Still a colt and not gelded, Ready Intaglio’s connections believe one thing: the horse is going to be a quality sire. “He’ll produce horses that are a lot bigger than he is. He really is well bred,” Jim said of the dark bay, almost black, colt with a big white blaze down his forehead whose grandfather was 1992 Horse of the Year A.P. Indy and whose dam’s sire was More Than Ready, who was also a million-dollar earner. “When his racing days are over - whenever that might be - I know that I’ll be breeding my mares to him,” said Jim.
“I think you can breed just about any kind of mare to him and he’ll produce runners.” With the win worth $90,000 to the Martens, Eurico was asked what he will do with the money. “Now I can go buy some more horses,” he said. Then he laughed - a roar of a chuckle that seemed to hold the air for as long as it took to run the Derby.
Three other stakes races were on Saturday’s card. As thrilling as the Derby was, the mile and a sixteenth Westerner was even more exciting as the two co-favourites, Killin Me Smalls and Blue Dancer went head to head through blistering fractions of 22 4/5, 45 4/5 and 1:10 2/5. “I knew we couldn’t just let Blue Dancer have the lead to himself,” said Killin Me Smalls jockey, Keishan Balgobin. “If we did that Blue Dancer would win.” “It was do or die,” echoed winning trainer Ernie Keller of the strategy. “We had to do it.”

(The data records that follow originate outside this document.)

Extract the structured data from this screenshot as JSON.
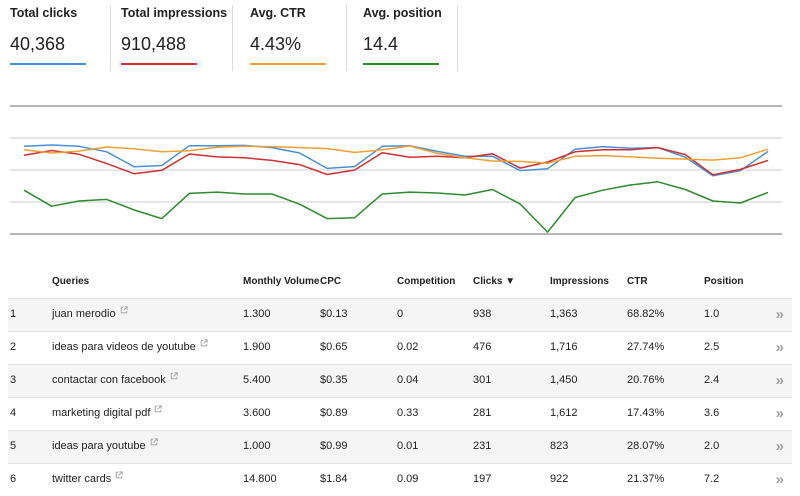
{
  "metrics": [
    {
      "label": "Total clicks",
      "value": "40,368",
      "color": "#4a90d9"
    },
    {
      "label": "Total impressions",
      "value": "910,488",
      "color": "#d32f2f"
    },
    {
      "label": "Avg. CTR",
      "value": "4.43%",
      "color": "#f0a030"
    },
    {
      "label": "Avg. position",
      "value": "14.4",
      "color": "#2e8b2e"
    }
  ],
  "chart_data": {
    "type": "line",
    "x_count": 28,
    "series": [
      {
        "name": "Total clicks",
        "color": "#4a90d9",
        "values": [
          0.74,
          0.78,
          0.74,
          0.57,
          0.1,
          0.14,
          0.76,
          0.76,
          0.77,
          0.7,
          0.53,
          0.05,
          0.11,
          0.74,
          0.76,
          0.58,
          0.43,
          0.43,
          -0.02,
          0.04,
          0.65,
          0.73,
          0.68,
          0.7,
          0.4,
          -0.18,
          -0.02,
          0.58
        ]
      },
      {
        "name": "Total impressions",
        "color": "#d32f2f",
        "values": [
          0.46,
          0.61,
          0.49,
          0.2,
          -0.12,
          -0.01,
          0.5,
          0.41,
          0.38,
          0.3,
          0.17,
          -0.14,
          0.0,
          0.54,
          0.4,
          0.43,
          0.38,
          0.51,
          0.06,
          0.25,
          0.57,
          0.63,
          0.63,
          0.7,
          0.48,
          -0.15,
          0.02,
          0.3
        ]
      },
      {
        "name": "Avg. CTR",
        "color": "#f0a030",
        "values": [
          0.63,
          0.53,
          0.59,
          0.72,
          0.66,
          0.57,
          0.6,
          0.71,
          0.74,
          0.73,
          0.7,
          0.67,
          0.55,
          0.63,
          0.75,
          0.52,
          0.38,
          0.28,
          0.27,
          0.21,
          0.43,
          0.45,
          0.41,
          0.37,
          0.34,
          0.31,
          0.38,
          0.65
        ]
      },
      {
        "name": "Avg. position",
        "color": "#2e8b2e",
        "values": [
          -0.63,
          -1.13,
          -0.97,
          -0.92,
          -1.25,
          -1.52,
          -0.73,
          -0.69,
          -0.75,
          -0.75,
          -1.07,
          -1.52,
          -1.49,
          -0.75,
          -0.69,
          -0.72,
          -0.78,
          -0.61,
          -1.06,
          -1.94,
          -0.86,
          -0.63,
          -0.47,
          -0.37,
          -0.61,
          -0.97,
          -1.03,
          -0.7
        ]
      }
    ],
    "grid": true
  },
  "table": {
    "headers": {
      "queries": "Queries",
      "volume": "Monthly Volume",
      "cpc": "CPC",
      "competition": "Competition",
      "clicks": "Clicks ▼",
      "impressions": "Impressions",
      "ctr": "CTR",
      "position": "Position"
    },
    "rows": [
      {
        "n": "1",
        "q": "juan merodio",
        "vol": "1.300",
        "cpc": "$0.13",
        "comp": "0",
        "clicks": "938",
        "imp": "1,363",
        "ctr": "68.82%",
        "pos": "1.0",
        "action": "»"
      },
      {
        "n": "2",
        "q": "ideas para videos de youtube",
        "vol": "1.900",
        "cpc": "$0.65",
        "comp": "0.02",
        "clicks": "476",
        "imp": "1,716",
        "ctr": "27.74%",
        "pos": "2.5",
        "action": "»"
      },
      {
        "n": "3",
        "q": "contactar con facebook",
        "vol": "5.400",
        "cpc": "$0.35",
        "comp": "0.04",
        "clicks": "301",
        "imp": "1,450",
        "ctr": "20.76%",
        "pos": "2.4",
        "action": "»"
      },
      {
        "n": "4",
        "q": "marketing digital pdf",
        "vol": "3.600",
        "cpc": "$0.89",
        "comp": "0.33",
        "clicks": "281",
        "imp": "1,612",
        "ctr": "17.43%",
        "pos": "3.6",
        "action": "»"
      },
      {
        "n": "5",
        "q": "ideas para youtube",
        "vol": "1.000",
        "cpc": "$0.99",
        "comp": "0.01",
        "clicks": "231",
        "imp": "823",
        "ctr": "28.07%",
        "pos": "2.0",
        "action": "»"
      },
      {
        "n": "6",
        "q": "twitter cards",
        "vol": "14.800",
        "cpc": "$1.84",
        "comp": "0.09",
        "clicks": "197",
        "imp": "922",
        "ctr": "21.37%",
        "pos": "7.2",
        "action": "»"
      }
    ]
  }
}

It was almost die. After finally putting away Blue Dancer, Killin Me Smalls was just good enough to hold off the late charge from Royal Warrior to win by a neck. Adept at any distance, Killin Me Smalls has won at a mile and three-eighths twice - taking last year’s Speed to Spare at Northlands and then the Premier’s Handicap in the slop at Vancouver’s Hastings Park. Last time out - before the Westerner - he won the six and a half furlong Sun Sprint Championship. Before that he had seconds - both to Blue Dancer - going a mile and then a mile and a sixteenth.
“People kept telling me that I couldn’t run long, shorten him up and then stretch him out again,” said Keller. “With a normal horse you probably can’t. But this isn’t a normal horse. “Bear, Dennis Sexton, and I kept asking him if he would win and he kept nodding ‘Yes, I can. Yes, I can.’”
In the mile and a sixteenth Sonoma for three-year-old fillies, Onestaratatime put on another front-running clinic. At one point considering running in the Derby, Onestaratatime went wire-to-wire to win by four and a half lengths for her third straight win and fourth in her last five starts.
And, in the City of Edmonton Distaff, Hero’s Amor won in similar fashion - leading every step of the way to make it back-to-back wins.